Mowbray met with each of his players at the end of last season and outlined his aims which has since seen Raya and Mulgrew depart and six players arrive.

“If we’re talking about Charlie for example, there was no fall-out, it was very amicable, we shook hands and he understood this was a football decision not a human decision,” Mowbray explained.

“I don’t have anything against Charlie Mulgrew, he’s an amazing man and has a lot of human characteristics that I see in myself.

“That may sound strange but he’s a loyal, humble guy who works hard at his job is what Charlie does every day and since pre-season, every day he’s done extra work after training.”

Danny Graham, player of the year last season, is yet to start a league game, but the 34-year-old had a big impact in the Carabao Cup win over Oldham.

Mowbray brought in Sam Gallagher for £5m to take away some of the reliance on Graham and says the new faces through the door this summer were to offer something different to the squad.

He added: “I sat down with them, all the players who have been on this journey with us knew my thoughts when we did a de-brief on the season and what the plan was, because that had already started.

“We were going to move things in a slightly different direction and I believe that if we kept the same players and played the same way then we’d probably end up with similar results and finish in a similar position.

“Is that the right thing to do or is it right to change some players and try and get players who are better at certain things than other players?

“I’m not sure anyone we’ve signed is as tenacious as Richie Smallwood in a 50-50 combative game in the middle of midfield when there’s lots of bodies around.

“But if you take a different direction there will be players with better technical ability to play forward passes or manipulate the ball out of tight areas.

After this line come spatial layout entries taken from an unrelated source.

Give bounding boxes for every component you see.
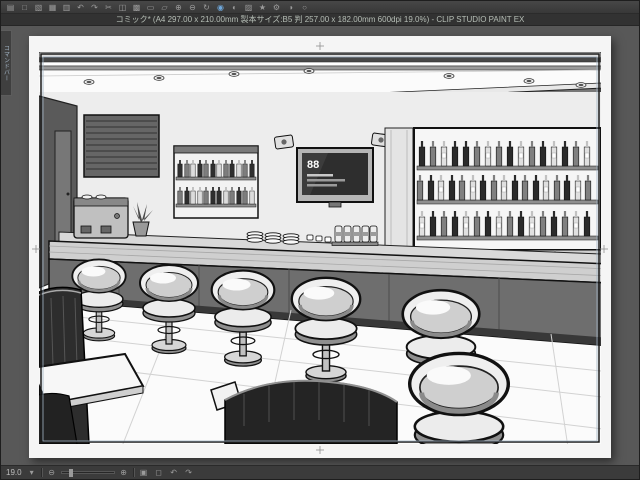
app-window: ▤ □ ▧ ▦ ▥ ↶ ↷ ✂ ◫ ▩ ▭ ▱ ⊕ ⊖ ↻ ◉ ◐ ▨ ★ ⚙ … xyxy=(0,0,640,480)
wall-tv: 88 xyxy=(296,147,374,208)
fit-screen-button[interactable]: ▣ xyxy=(138,467,150,478)
zoom-in-icon[interactable]: ⊕ xyxy=(172,2,185,13)
tv-text: 88 xyxy=(307,159,319,171)
deselect-icon[interactable]: ▱ xyxy=(158,2,171,13)
bar-illustration: 88 xyxy=(39,52,601,444)
open-icon[interactable]: ▧ xyxy=(32,2,45,13)
zoom-spinner-icon[interactable]: ▾ xyxy=(26,467,38,478)
canvas-area: コマンドバー 88 xyxy=(1,26,639,465)
bottle-tray xyxy=(331,225,379,246)
rotate-cw-button[interactable]: ↷ xyxy=(183,467,195,478)
cut-icon[interactable]: ✂ xyxy=(102,2,115,13)
select-icon[interactable]: ▭ xyxy=(144,2,157,13)
rotate-icon[interactable]: ↻ xyxy=(200,2,213,13)
zoom-out-icon[interactable]: ⊖ xyxy=(186,2,199,13)
espresso-machine xyxy=(73,194,129,239)
document-page[interactable]: 88 xyxy=(29,36,611,458)
save-icon[interactable]: ▦ xyxy=(46,2,59,13)
zoom-value: 19.0 xyxy=(6,468,22,477)
zoom-in-button[interactable]: ⊕ xyxy=(118,467,130,478)
flip-icon[interactable]: ◐ xyxy=(228,2,241,13)
help-icon[interactable]: ○ xyxy=(298,2,311,13)
actual-size-button[interactable]: ◻ xyxy=(153,467,165,478)
rotate-ccw-button[interactable]: ↶ xyxy=(168,467,180,478)
louver-panel xyxy=(83,114,160,178)
sync-icon[interactable]: ◉ xyxy=(214,2,227,13)
left-shelf xyxy=(173,145,259,219)
menu-icon[interactable]: ▤ xyxy=(4,2,17,13)
paste-icon[interactable]: ▩ xyxy=(130,2,143,13)
wall-pillar xyxy=(384,127,414,265)
speaker-left xyxy=(274,134,294,150)
statusbar-separator-2 xyxy=(132,468,135,477)
titlebar: コミック* (A4 297.00 x 210.00mm 製本サイズ:B5 判 2… xyxy=(1,14,639,26)
collapsed-palette-label: コマンドバー xyxy=(2,45,9,81)
artwork-svg: 88 xyxy=(32,42,608,454)
grid-icon[interactable]: ▨ xyxy=(242,2,255,13)
settings-icon[interactable]: ⚙ xyxy=(270,2,283,13)
document-title: コミック* (A4 297.00 x 210.00mm 製本サイズ:B5 判 2… xyxy=(115,15,525,24)
material-icon[interactable]: ★ xyxy=(256,2,269,13)
statusbar: 19.0 ▾ ⊖ ⊕ ▣ ◻ ↶ ↷ xyxy=(1,465,639,479)
export-icon[interactable]: ▥ xyxy=(60,2,73,13)
zoom-out-button[interactable]: ⊖ xyxy=(46,467,58,478)
zoom-slider[interactable] xyxy=(60,469,115,477)
collapsed-palette-tab[interactable]: コマンドバー xyxy=(1,30,12,96)
new-icon[interactable]: □ xyxy=(18,2,31,13)
statusbar-separator xyxy=(40,468,43,477)
undo-icon[interactable]: ↶ xyxy=(74,2,87,13)
zoom-slider-thumb[interactable] xyxy=(68,469,73,477)
redo-icon[interactable]: ↷ xyxy=(88,2,101,13)
copy-icon[interactable]: ◫ xyxy=(116,2,129,13)
color-icon[interactable]: ◑ xyxy=(284,2,297,13)
command-bar: ▤ □ ▧ ▦ ▥ ↶ ↷ ✂ ◫ ▩ ▭ ▱ ⊕ ⊖ ↻ ◉ ◐ ▨ ★ ⚙ … xyxy=(1,1,639,14)
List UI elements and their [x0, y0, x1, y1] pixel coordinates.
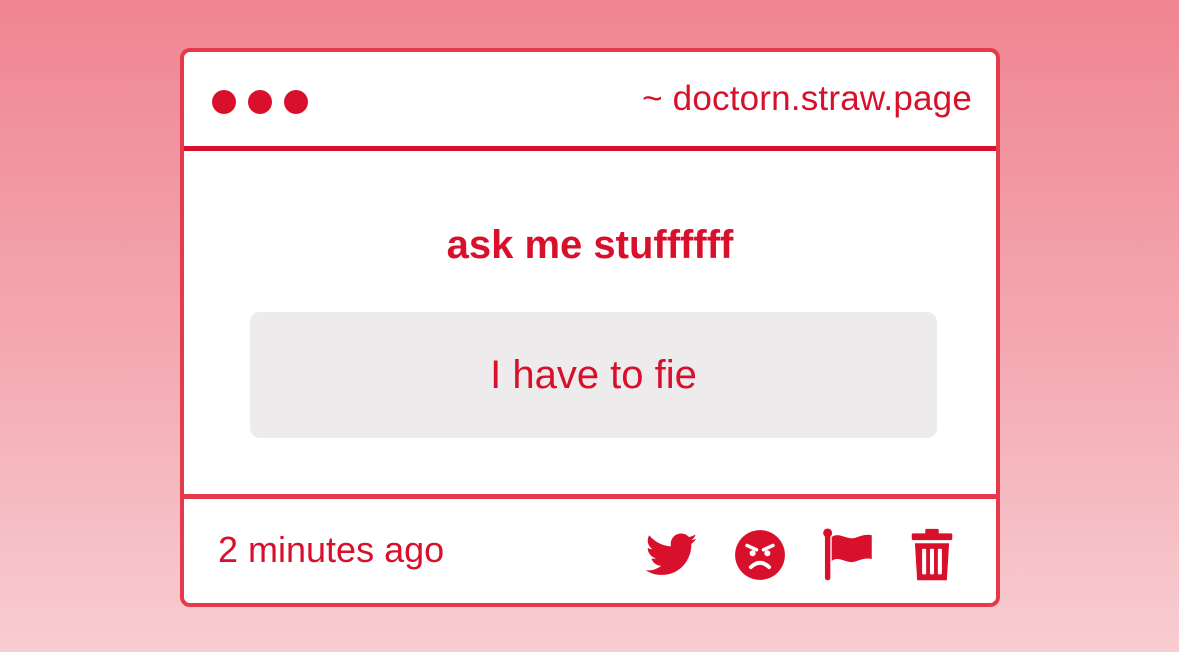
window-dot-maximize[interactable]: [284, 90, 308, 114]
share-twitter-button[interactable]: [644, 527, 700, 583]
card-footer: 2 minutes ago: [184, 494, 996, 603]
main-content: ask me stuffffff I have to fie: [184, 151, 996, 494]
window-dot-minimize[interactable]: [248, 90, 272, 114]
flag-icon: [823, 528, 872, 581]
timestamp: 2 minutes ago: [218, 529, 445, 570]
delete-button[interactable]: [904, 527, 960, 583]
window-controls: [212, 90, 308, 114]
page-title: ask me stuffffff: [446, 223, 734, 267]
angry-face-icon: [735, 530, 785, 580]
trash-icon: [911, 528, 953, 581]
question-box: I have to fie: [250, 312, 937, 438]
ask-card: ~ doctorn.straw.page ask me stuffffff I …: [180, 48, 1000, 607]
twitter-icon: [646, 533, 698, 575]
action-bar: [644, 527, 964, 583]
block-user-button[interactable]: [732, 527, 788, 583]
window-dot-close[interactable]: [212, 90, 236, 114]
page-url: ~ doctorn.straw.page: [642, 79, 972, 118]
window-titlebar: ~ doctorn.straw.page: [184, 52, 996, 151]
question-text: I have to fie: [490, 352, 697, 397]
report-button[interactable]: [819, 527, 875, 583]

“It’s how you want to do it. Richie knows that, so they’re not difficult conversations.

“They go in to it with their eyes wide open, as I do. I’m the guy who gave these players the contracts so I tell them and they either want to stay and be a part of it or you to where the manager is telling you that you’ll be the main man and play every week.

“That’s okay, as long as they know, I’ve got a very clear conscience when trying to pick players to win games.”